Mixing and noise in diffusion and phonon cooled superconducting hot-electron bolometers

We report a systematic, comprehensive set of measurements on the dynamics and noise processes in diffusion and phonon-cooled superconducting hot-electron bolometer mixers which will serve as ultralow noise detectors in THz heterodyne receivers. The conversion efficiency and output noise of devices of varying lengths were measured with radio frequency between 8 and 40 GHz. The devices studied consist of 100-Angstrom-thin film Nb bridges connected to thick (1000 Angstrom), high conductivity normal metal (Au) leads. The lengths of the devices studied range from 0.08 to 3 mm. For devices longer than the electron-phonon interaction length Le-ph = root D tau(e-ph), with D the diffusion constant and tau(e-ph)(-1) the electron-phonon interaction rate, the hot electrons are cooled dominantly by the electron-phonon interaction, which in Nb is too slow for practical applications. If the device length is less than pi Le-ph (approximate to 1 mu m at 4.2 K), then out diffusion of heat into the high conductivity leads dominates the cooling process. In this limit, the intermediate frequency (IF) bandwidth is found to vary as L-2, with L the bridge length, as expected for diffusion cooling. The shortest device has an IF bandwidth greater than 6 GHz, the largest reported for a low-T-c superconducting bolometric mixer.

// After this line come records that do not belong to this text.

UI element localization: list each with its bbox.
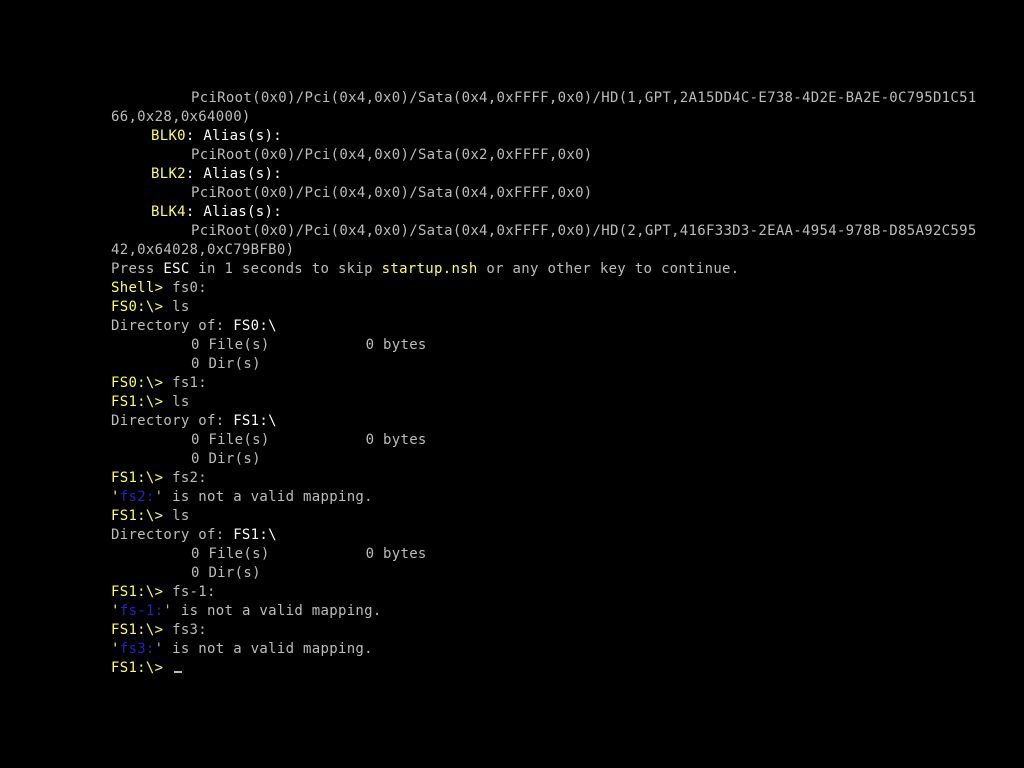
blk0-path-text: PciRoot(0x0)/Pci(0x4,0x0)/Sata(0x2,0xFFF… xyxy=(191,147,593,163)
invalid-mapping-name: fs-1: xyxy=(119,603,164,619)
blk0-device-path: PciRoot(0x0)/Pci(0x4,0x0)/Sata(0x2,0xFFF… xyxy=(111,146,1011,165)
dir-count-line: 0 Dir(s) xyxy=(111,564,1011,583)
command-line: Shell> fs0: xyxy=(111,279,1011,298)
quote-mark: ' xyxy=(111,603,120,619)
dir-count-line: 0 Dir(s) xyxy=(111,450,1011,469)
uefi-shell-screen[interactable]: PciRoot(0x0)/Pci(0x4,0x0)/Sata(0x4,0xFFF… xyxy=(0,0,1024,768)
text-cursor[interactable] xyxy=(174,671,183,673)
file-count-line: 0 File(s) 0 bytes xyxy=(111,336,1011,355)
directory-label: Directory of: xyxy=(111,318,234,334)
command-line: FS1:\> ls xyxy=(111,393,1011,412)
blk2-name: BLK2 xyxy=(151,166,186,182)
blk2-mapping: BLK2: Alias(s): xyxy=(111,165,1011,184)
startup-countdown-message: Press ESC in 1 seconds to skip startup.n… xyxy=(111,260,1011,279)
directory-label: Directory of: xyxy=(111,413,234,429)
hd1-path-text: PciRoot(0x0)/Pci(0x4,0x0)/Sata(0x4,0xFFF… xyxy=(191,90,977,106)
file-count-line: 0 File(s) 0 bytes xyxy=(111,431,1011,450)
file-count: 0 File(s) xyxy=(191,432,270,448)
fs0-prompt: FS0:\> xyxy=(111,299,164,315)
blk0-mapping: BLK0: Alias(s): xyxy=(111,127,1011,146)
directory-header: Directory of: FS1:\ xyxy=(111,526,1011,545)
blk2-device-path: PciRoot(0x0)/Pci(0x4,0x0)/Sata(0x4,0xFFF… xyxy=(111,184,1011,203)
blk4-name: BLK4 xyxy=(151,204,186,220)
hd1-device-path-wrap: 66,0x28,0x64000) xyxy=(111,108,1011,127)
blk4-mapping: BLK4: Alias(s): xyxy=(111,203,1011,222)
command-text: ls xyxy=(163,394,190,410)
file-count-line: 0 File(s) 0 bytes xyxy=(111,545,1011,564)
blk0-name: BLK0 xyxy=(151,128,186,144)
fs1-prompt: FS1:\> xyxy=(111,394,164,410)
quote-mark: ' xyxy=(111,489,120,505)
command-line: FS1:\> fs2: xyxy=(111,469,1011,488)
quote-mark: ' xyxy=(111,641,120,657)
shell-prompt: Shell> xyxy=(111,280,164,296)
byte-count: 0 bytes xyxy=(365,546,427,562)
dir-count: 0 Dir(s) xyxy=(191,565,261,581)
invalid-mapping-name: fs3: xyxy=(119,641,155,657)
fs1-prompt: FS1:\> xyxy=(111,622,164,638)
dir-count: 0 Dir(s) xyxy=(191,356,261,372)
error-message: 'fs3:' is not a valid mapping. xyxy=(111,640,1011,659)
command-line: FS0:\> fs1: xyxy=(111,374,1011,393)
error-text: ' is not a valid mapping. xyxy=(154,489,373,505)
active-prompt-line[interactable]: FS1:\> xyxy=(111,659,1011,678)
error-message: 'fs2:' is not a valid mapping. xyxy=(111,488,1011,507)
hd2-path-wrap-text: 42,0x64028,0xC79BFB0) xyxy=(111,242,295,258)
terminal-output: PciRoot(0x0)/Pci(0x4,0x0)/Sata(0x4,0xFFF… xyxy=(111,89,1011,678)
error-text: ' is not a valid mapping. xyxy=(154,641,373,657)
fs0-prompt: FS0:\> xyxy=(111,375,164,391)
error-text: ' is not a valid mapping. xyxy=(163,603,382,619)
startup-script-name: startup.nsh xyxy=(381,261,478,277)
fs1-prompt: FS1:\> xyxy=(111,660,164,676)
directory-path: FS0:\ xyxy=(233,318,277,334)
command-text: fs0: xyxy=(163,280,208,296)
file-count: 0 File(s) xyxy=(191,337,270,353)
directory-header: Directory of: FS0:\ xyxy=(111,317,1011,336)
startup-post: or any other key to continue. xyxy=(477,261,740,277)
directory-label: Directory of: xyxy=(111,527,234,543)
command-text: ls xyxy=(163,508,190,524)
directory-path: FS1:\ xyxy=(233,527,277,543)
blk2-alias-label: : Alias(s): xyxy=(185,166,282,182)
byte-count: 0 bytes xyxy=(365,337,427,353)
dir-count-line: 0 Dir(s) xyxy=(111,355,1011,374)
command-line: FS1:\> fs-1: xyxy=(111,583,1011,602)
command-line: FS0:\> ls xyxy=(111,298,1011,317)
blk0-alias-label: : Alias(s): xyxy=(185,128,282,144)
dir-count: 0 Dir(s) xyxy=(191,451,261,467)
hd1-device-path: PciRoot(0x0)/Pci(0x4,0x0)/Sata(0x4,0xFFF… xyxy=(111,89,1011,108)
command-line: FS1:\> fs3: xyxy=(111,621,1011,640)
command-line: FS1:\> ls xyxy=(111,507,1011,526)
directory-path: FS1:\ xyxy=(233,413,277,429)
file-count: 0 File(s) xyxy=(191,546,270,562)
hd2-path-text: PciRoot(0x0)/Pci(0x4,0x0)/Sata(0x4,0xFFF… xyxy=(191,223,977,239)
command-text: ls xyxy=(163,299,190,315)
error-message: 'fs-1:' is not a valid mapping. xyxy=(111,602,1011,621)
byte-count: 0 bytes xyxy=(365,432,427,448)
startup-mid: in 1 seconds to skip xyxy=(189,261,382,277)
esc-key-label: ESC xyxy=(163,261,190,277)
blk2-path-text: PciRoot(0x0)/Pci(0x4,0x0)/Sata(0x4,0xFFF… xyxy=(191,185,593,201)
fs1-prompt: FS1:\> xyxy=(111,470,164,486)
command-text: fs-1: xyxy=(163,584,216,600)
startup-pre: Press xyxy=(111,261,164,277)
command-text: fs1: xyxy=(163,375,208,391)
directory-header: Directory of: FS1:\ xyxy=(111,412,1011,431)
command-text: fs3: xyxy=(163,622,208,638)
blk4-alias-label: : Alias(s): xyxy=(185,204,282,220)
fs1-prompt: FS1:\> xyxy=(111,508,164,524)
hd2-device-path-wrap: 42,0x64028,0xC79BFB0) xyxy=(111,241,1011,260)
hd2-device-path: PciRoot(0x0)/Pci(0x4,0x0)/Sata(0x4,0xFFF… xyxy=(111,222,1011,241)
fs1-prompt: FS1:\> xyxy=(111,584,164,600)
hd1-path-wrap-text: 66,0x28,0x64000) xyxy=(111,109,251,125)
command-text: fs2: xyxy=(163,470,208,486)
invalid-mapping-name: fs2: xyxy=(119,489,155,505)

The dominant component of the output noise decreases with frequency in the same manner as the conversion efficiency, consistent with a model based on thermal fluctuations. The noise bandwidth is larger than the gain bandwidth, and the mixer noise is low, ranging from 100 to 530 K (double sideband). The crossover from phonon dominated to diffusion dominated behavior is also demonstrated using noise thermometry measurements in the normal state. Scalar measurements of the device differential impedance in the intermediate state agree with a theoretical model which takes into account the thermal and electrical dynamics. We also present detailed comparisons with theoretical predictions of the output noise and conversion efficiency. (C) 1999 American Institute of Physics. [S0021-8979(99)08602-8].